Interoperability: The UK vs. eIDAS 2.0

Finally, the international dimension reveals a risk of isolation. The EU is rolling out the European Digital Identity Wallet (EUDIW) under eIDAS 2.0, which mandates that Member States offer a wallet and that major private platforms accept it. The system is designed for pan-European interoperability.

The UK’s approach is domestic-focused, with no automatic mutual recognition treaty in place with the EU. This creates a “digital border.” However, the government’s adoption of global technical standards like W3C Verifiable Credentials and ISO 18013-5 acts as a defensive measure. By aligning with the technology layer supported by Apple and Google rather than the bureaucratic layer, the UK hopes to achieve interoperability through technology rather than treaty.

Conclusion

Comparing the UK government’s 2025 plans with the Tony Blair Institute’s report reveals a landscape where the goals are identical, but the methods differ in sophistication. The TBI called for a “BritCard”—a blunt, centralized instrument of state modernization and control. The government has delivered a system that is technically superior in its privacy preservation and security architecture, avoiding the single point of failure that plagued previous concepts.
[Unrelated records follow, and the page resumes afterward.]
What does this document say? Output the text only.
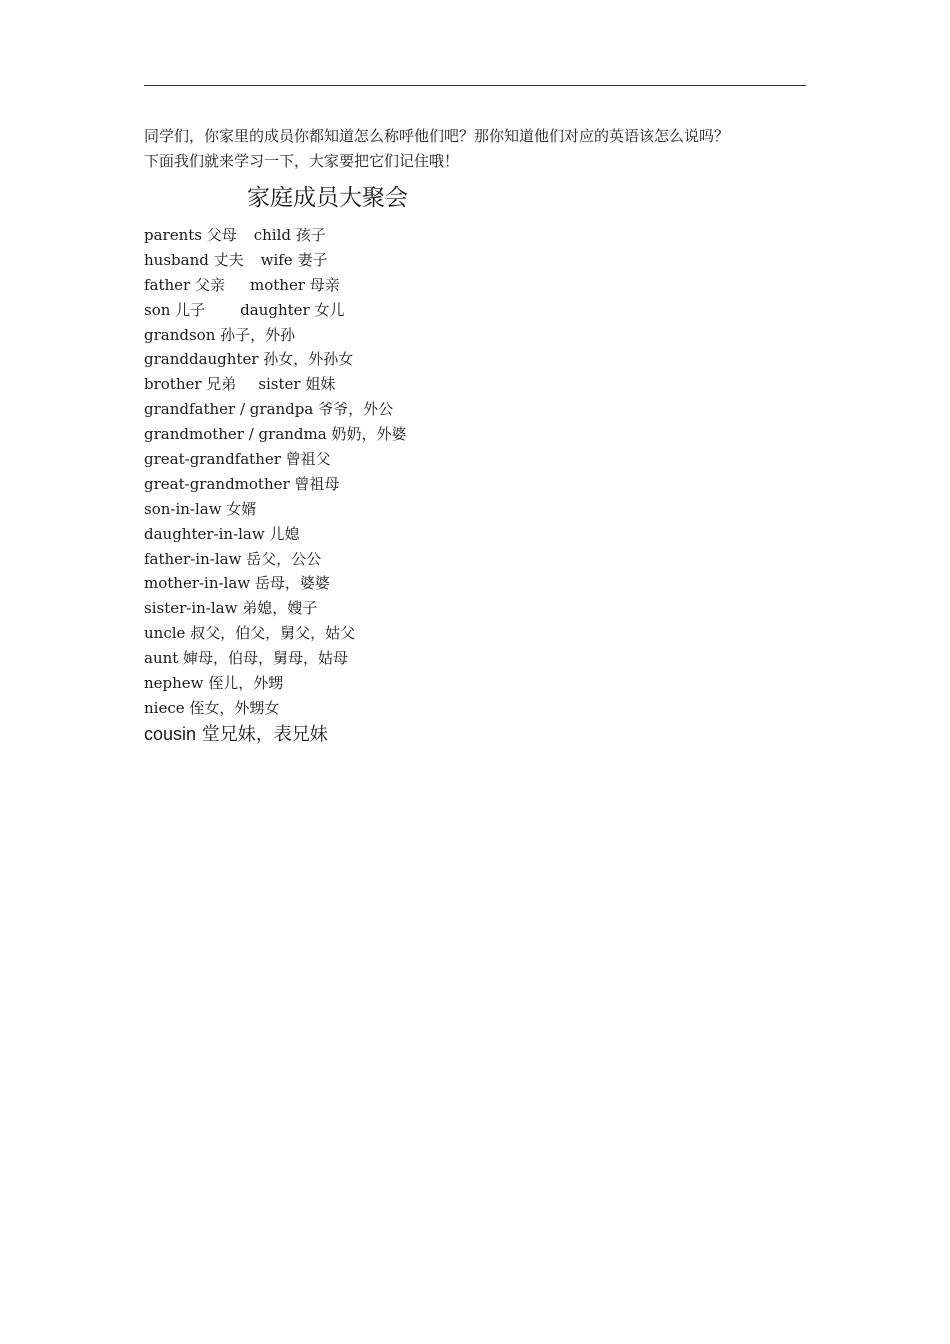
同学们，你家里的成员你都知道怎么称呼他们吧？那你知道他们对应的英语该怎么说吗？

下面我们就来学习一下，大家要把它们记住哦！

家庭成员大聚会
parents 父母 child 孩子
husband 丈夫 wife 妻子
father 父亲 mother 母亲
son 儿子 daughter 女儿
grandson 孙子，外孙
granddaughter 孙女，外孙女
brother 兄弟 sister 姐妹
grandfather / grandpa 爷爷，外公
grandmother / grandma 奶奶，外婆
great-grandfather 曾祖父
great-grandmother 曾祖母
son-in-law 女婿
daughter-in-law 儿媳
father-in-law 岳父，公公
mother-in-law 岳母，婆婆
sister-in-law 弟媳，嫂子
uncle 叔父，伯父，舅父，姑父
aunt 婶母，伯母，舅母，姑母
nephew 侄儿，外甥
niece 侄女，外甥女
cousin 堂兄妹，表兄妹
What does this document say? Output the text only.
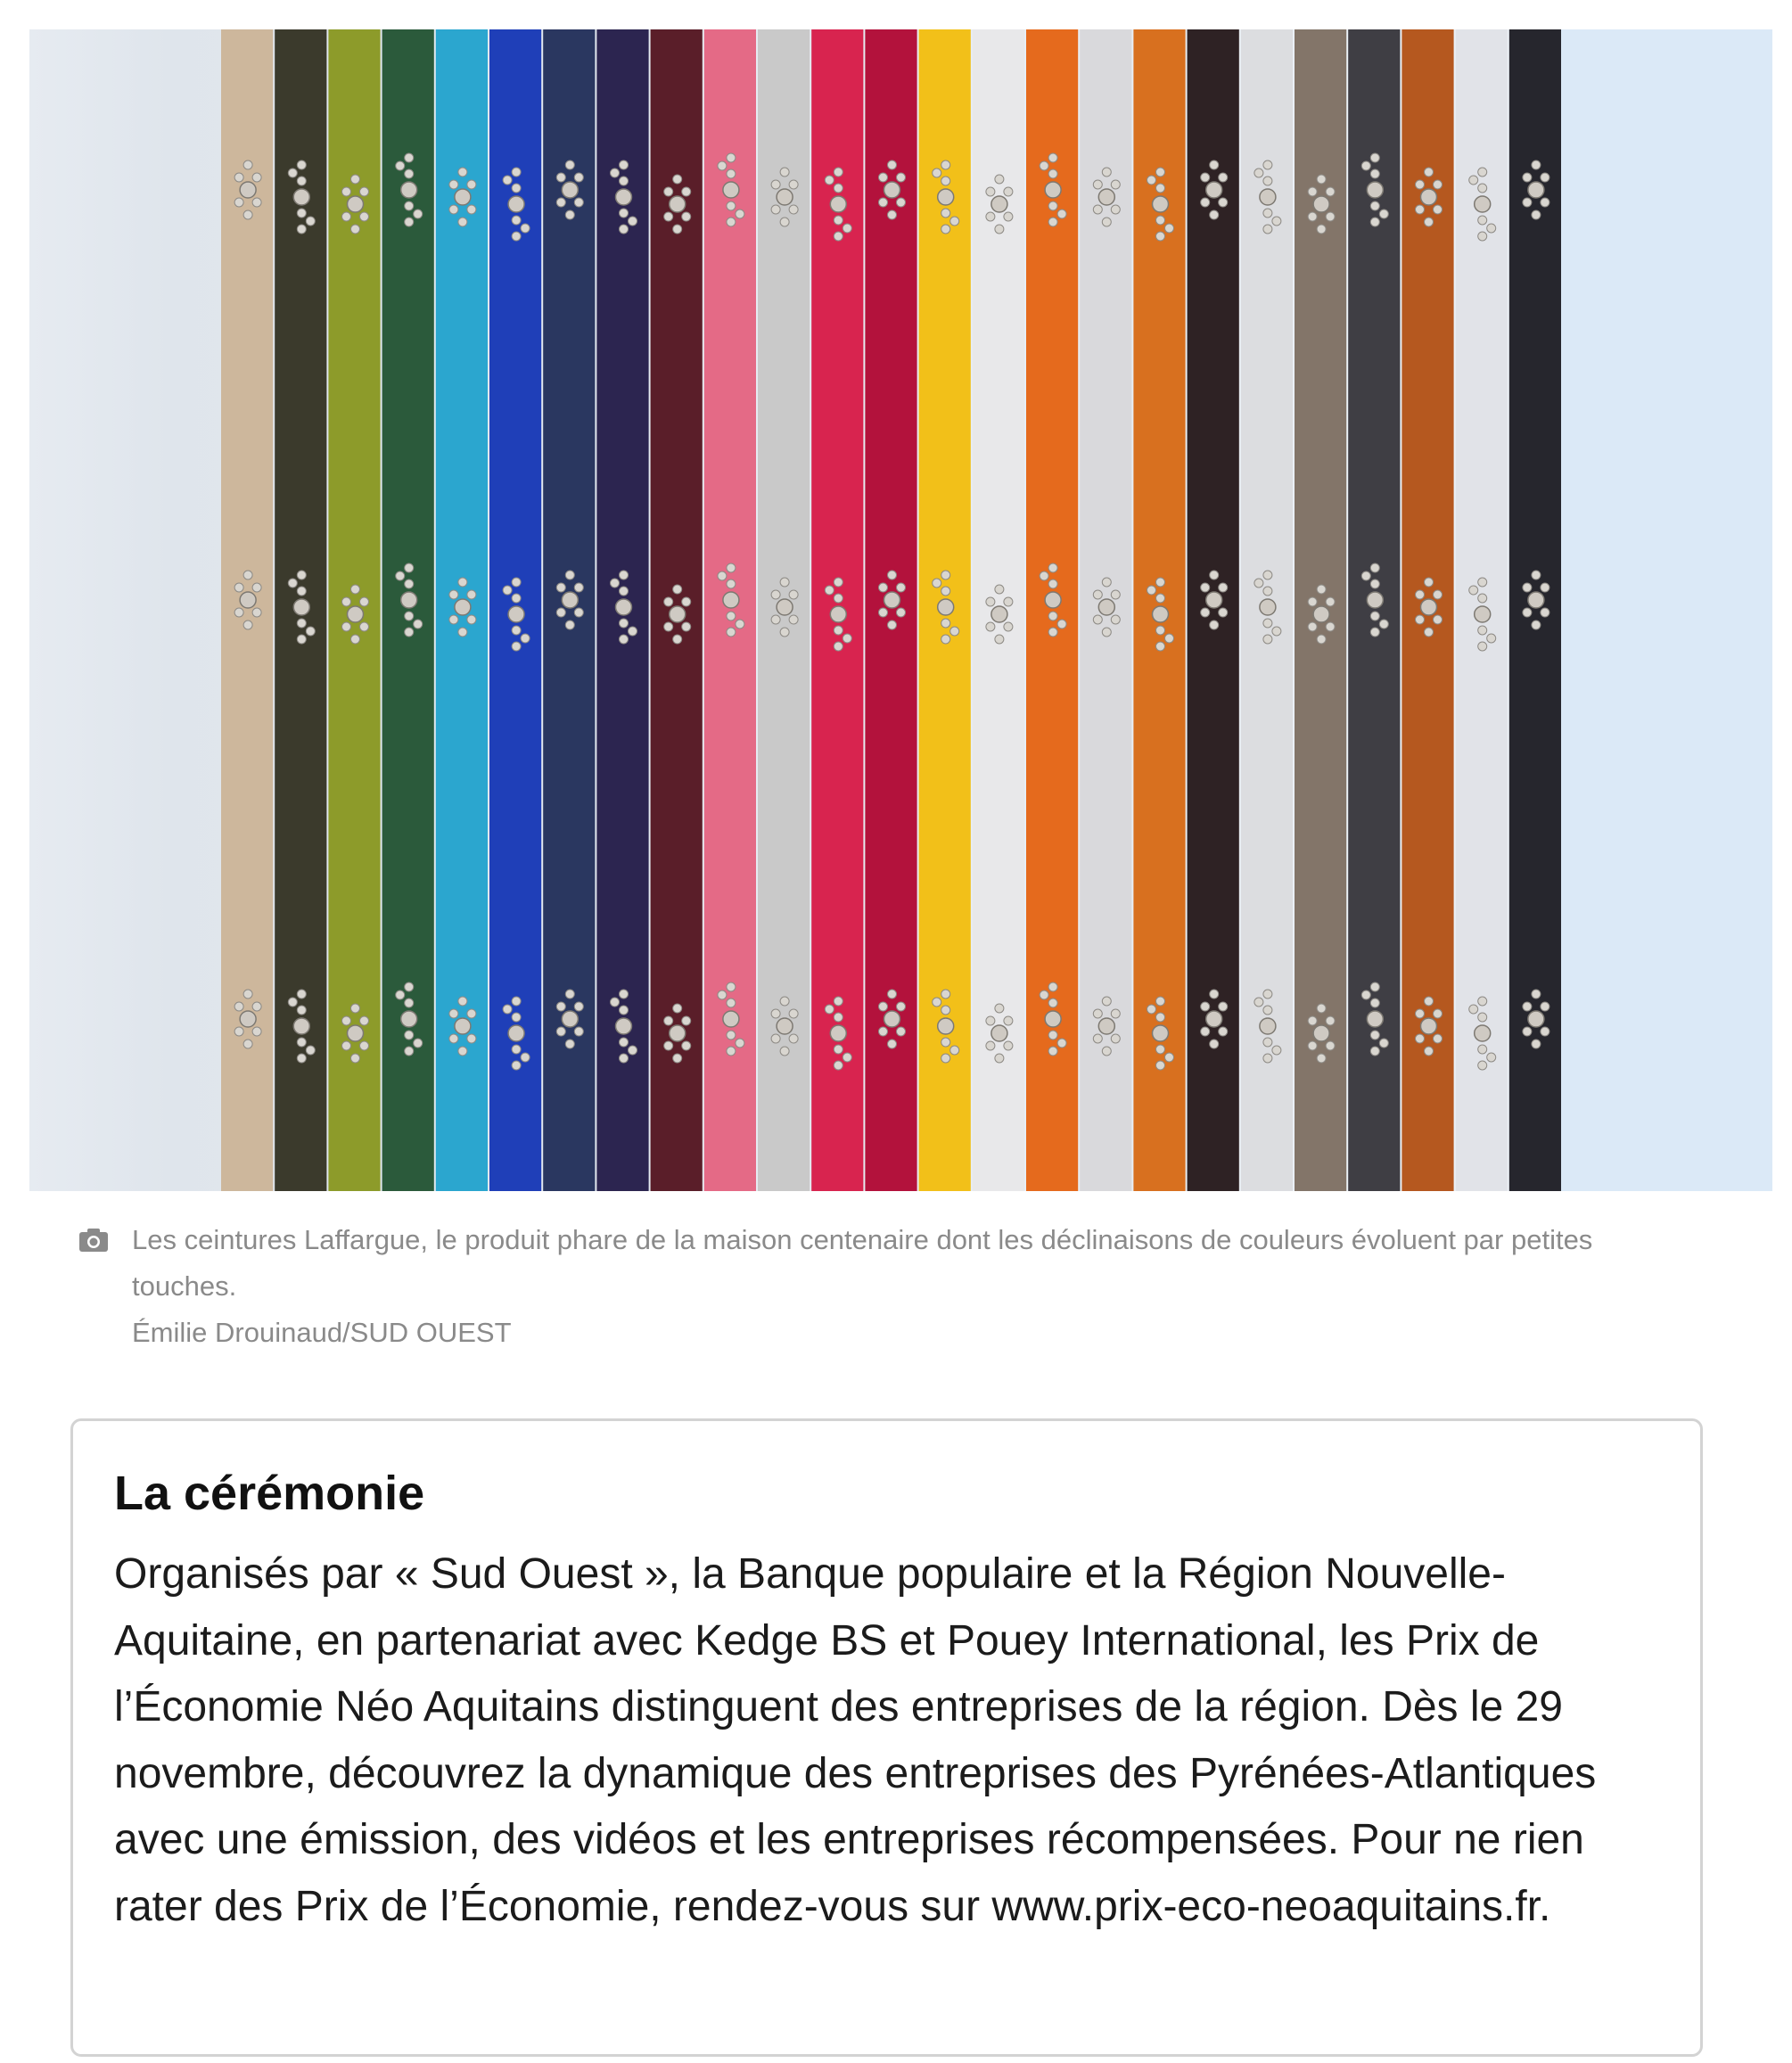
Les ceintures Laffargue, le produit phare de la maison centenaire dont les déclinaisons de couleurs évoluent par petites touches.
Émilie Drouinaud/SUD OUEST
La cérémonie

Organisés par « Sud Ouest », la Banque populaire et la Région Nouvelle-Aquitaine, en partenariat avec Kedge BS et Pouey International, les Prix de l’Économie Néo Aquitains distinguent des entreprises de la région. Dès le 29 novembre, découvrez la dynamique des entreprises des Pyrénées-Atlantiques avec une émission, des vidéos et les entreprises récompensées. Pour ne rien rater des Prix de l’Économie, rendez-vous sur www.prix-eco-neoaquitains.fr.
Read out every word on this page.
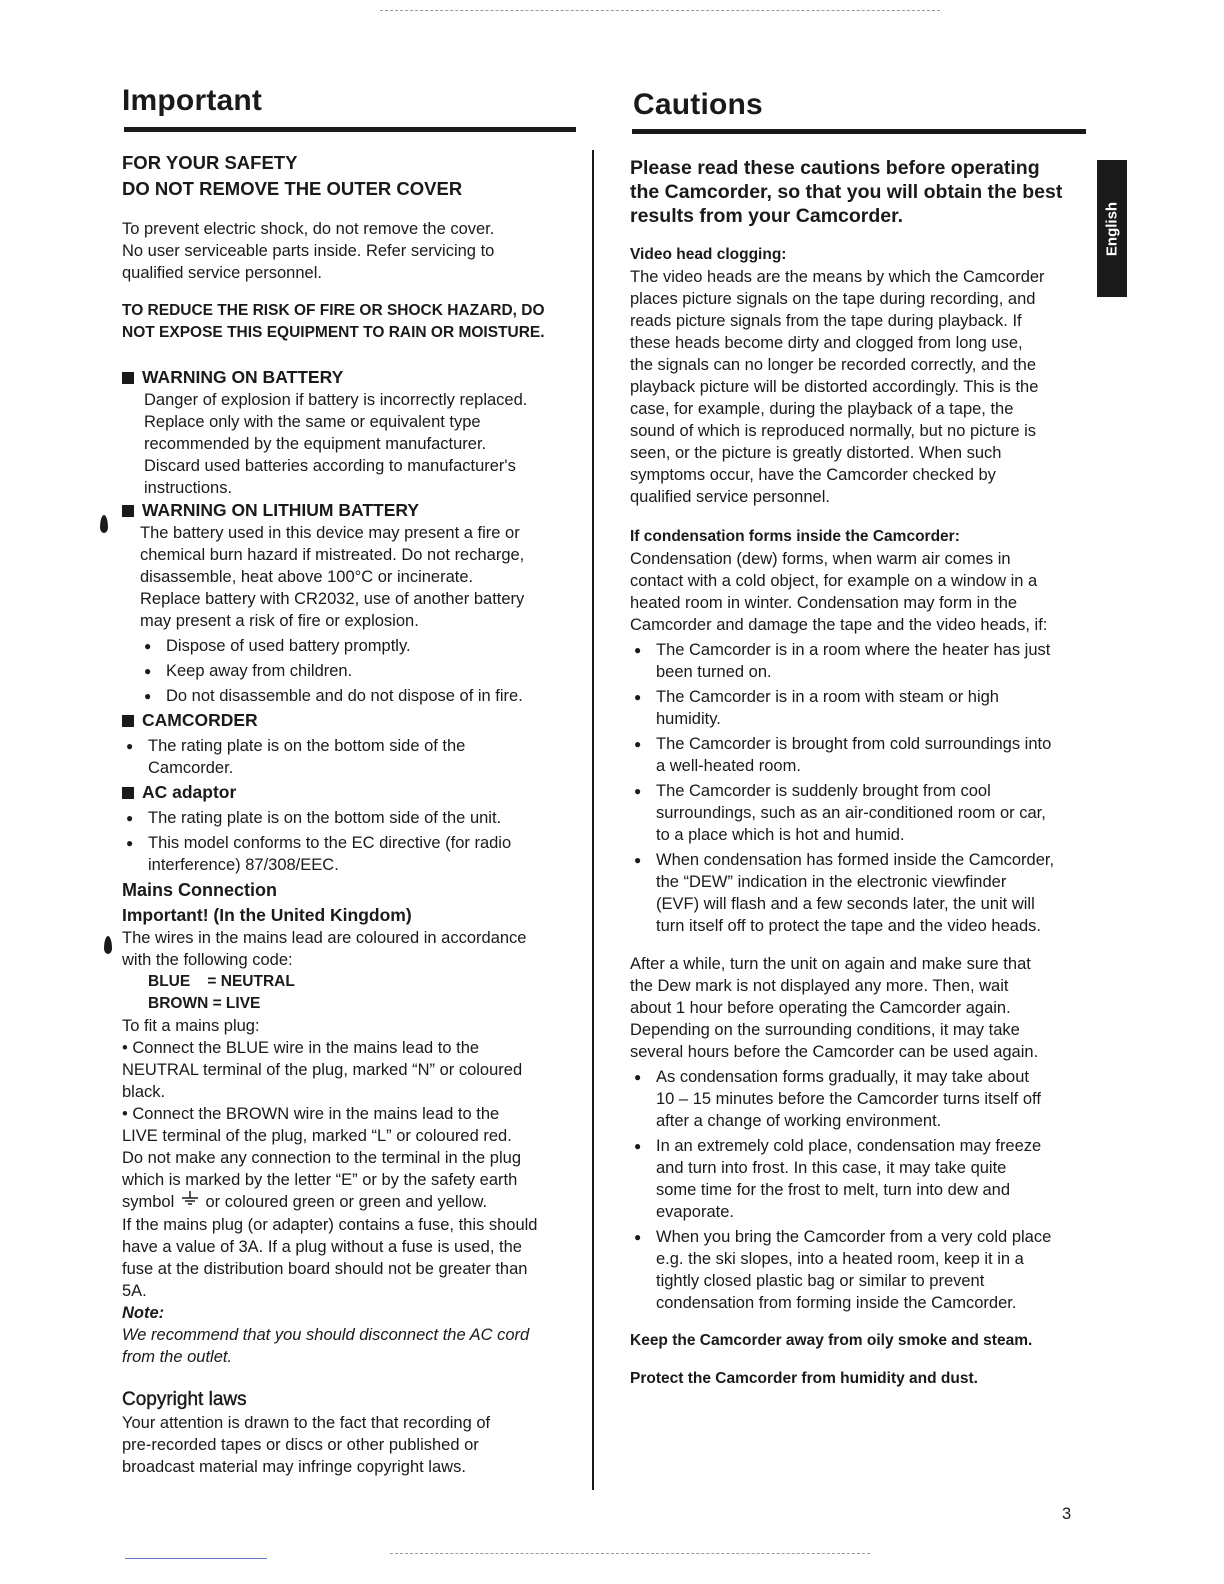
Important

FOR YOUR SAFETY

DO NOT REMOVE THE OUTER COVER

To prevent electric shock, do not remove the cover.

No user serviceable parts inside. Refer servicing to

qualified service personnel.

TO REDUCE THE RISK OF FIRE OR SHOCK HAZARD, DO

NOT EXPOSE THIS EQUIPMENT TO RAIN OR MOISTURE.

WARNING ON BATTERY

Danger of explosion if battery is incorrectly replaced.

Replace only with the same or equivalent type

recommended by the equipment manufacturer.

Discard used batteries according to manufacturer's

instructions.

WARNING ON LITHIUM BATTERY

The battery used in this device may present a fire or

chemical burn hazard if mistreated. Do not recharge,

disassemble, heat above 100°C or incinerate.

Replace battery with CR2032, use of another battery

may present a risk of fire or explosion.

● Dispose of used battery promptly.

● Keep away from children.

● Do not disassemble and do not dispose of in fire.

CAMCORDER

● The rating plate is on the bottom side of the
Camcorder.

AC adaptor

● The rating plate is on the bottom side of the unit.

● This model conforms to the EC directive (for radio
interference) 87/308/EEC.

Mains Connection

Important! (In the United Kingdom)

The wires in the mains lead are coloured in accordance

with the following code:

BLUE    = NEUTRAL

BROWN = LIVE

To fit a mains plug:

• Connect the BLUE wire in the mains lead to the

NEUTRAL terminal of the plug, marked “N” or coloured

black.

• Connect the BROWN wire in the mains lead to the

LIVE terminal of the plug, marked “L” or coloured red.

Do not make any connection to the terminal in the plug

which is marked by the letter “E” or by the safety earth

symbol or coloured green or green and yellow.

If the mains plug (or adapter) contains a fuse, this should

have a value of 3A. If a plug without a fuse is used, the

fuse at the distribution board should not be greater than

5A.

Note:

We recommend that you should disconnect the AC cord

from the outlet.

Copyright laws

Your attention is drawn to the fact that recording of

pre-recorded tapes or discs or other published or

broadcast material may infringe copyright laws.

Cautions
English

Please read these cautions before operating

the Camcorder, so that you will obtain the best

results from your Camcorder.

Video head clogging:

The video heads are the means by which the Camcorder

places picture signals on the tape during recording, and

reads picture signals from the tape during playback. If

these heads become dirty and clogged from long use,

the signals can no longer be recorded correctly, and the

playback picture will be distorted accordingly. This is the

case, for example, during the playback of a tape, the

sound of which is reproduced normally, but no picture is

seen, or the picture is greatly distorted. When such

symptoms occur, have the Camcorder checked by

qualified service personnel.

If condensation forms inside the Camcorder:

Condensation (dew) forms, when warm air comes in

contact with a cold object, for example on a window in a

heated room in winter. Condensation may form in the

Camcorder and damage the tape and the video heads, if:

● The Camcorder is in a room where the heater has just
been turned on.
● The Camcorder is in a room with steam or high
humidity.
● The Camcorder is brought from cold surroundings into
a well-heated room.
● The Camcorder is suddenly brought from cool
surroundings, such as an air-conditioned room or car,
to a place which is hot and humid.
● When condensation has formed inside the Camcorder,
the “DEW” indication in the electronic viewfinder
(EVF) will flash and a few seconds later, the unit will
turn itself off to protect the tape and the video heads.

After a while, turn the unit on again and make sure that

the Dew mark is not displayed any more. Then, wait

about 1 hour before operating the Camcorder again.

Depending on the surrounding conditions, it may take

several hours before the Camcorder can be used again.

● As condensation forms gradually, it may take about
10 – 15 minutes before the Camcorder turns itself off
after a change of working environment.
● In an extremely cold place, condensation may freeze
and turn into frost. In this case, it may take quite
some time for the frost to melt, turn into dew and
evaporate.
● When you bring the Camcorder from a very cold place
e.g. the ski slopes, into a heated room, keep it in a
tightly closed plastic bag or similar to prevent
condensation from forming inside the Camcorder.

Keep the Camcorder away from oily smoke and steam.

Protect the Camcorder from humidity and dust.

3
However, the government’s strategy is politically deceptive in its similarities to the TBI vision regarding compulsion. By mandating digital checks for employment, housing, and corporate directorship, and by establishing a state-run app that will likely dominate the market, the UK is building a national identity system in all but name. The result is a system that is functionally ubiquitous, technically federated, and operationally mandatory, achieving the TBI’s vision through the backdoor of economic regulation rather than the front door of constitutional change.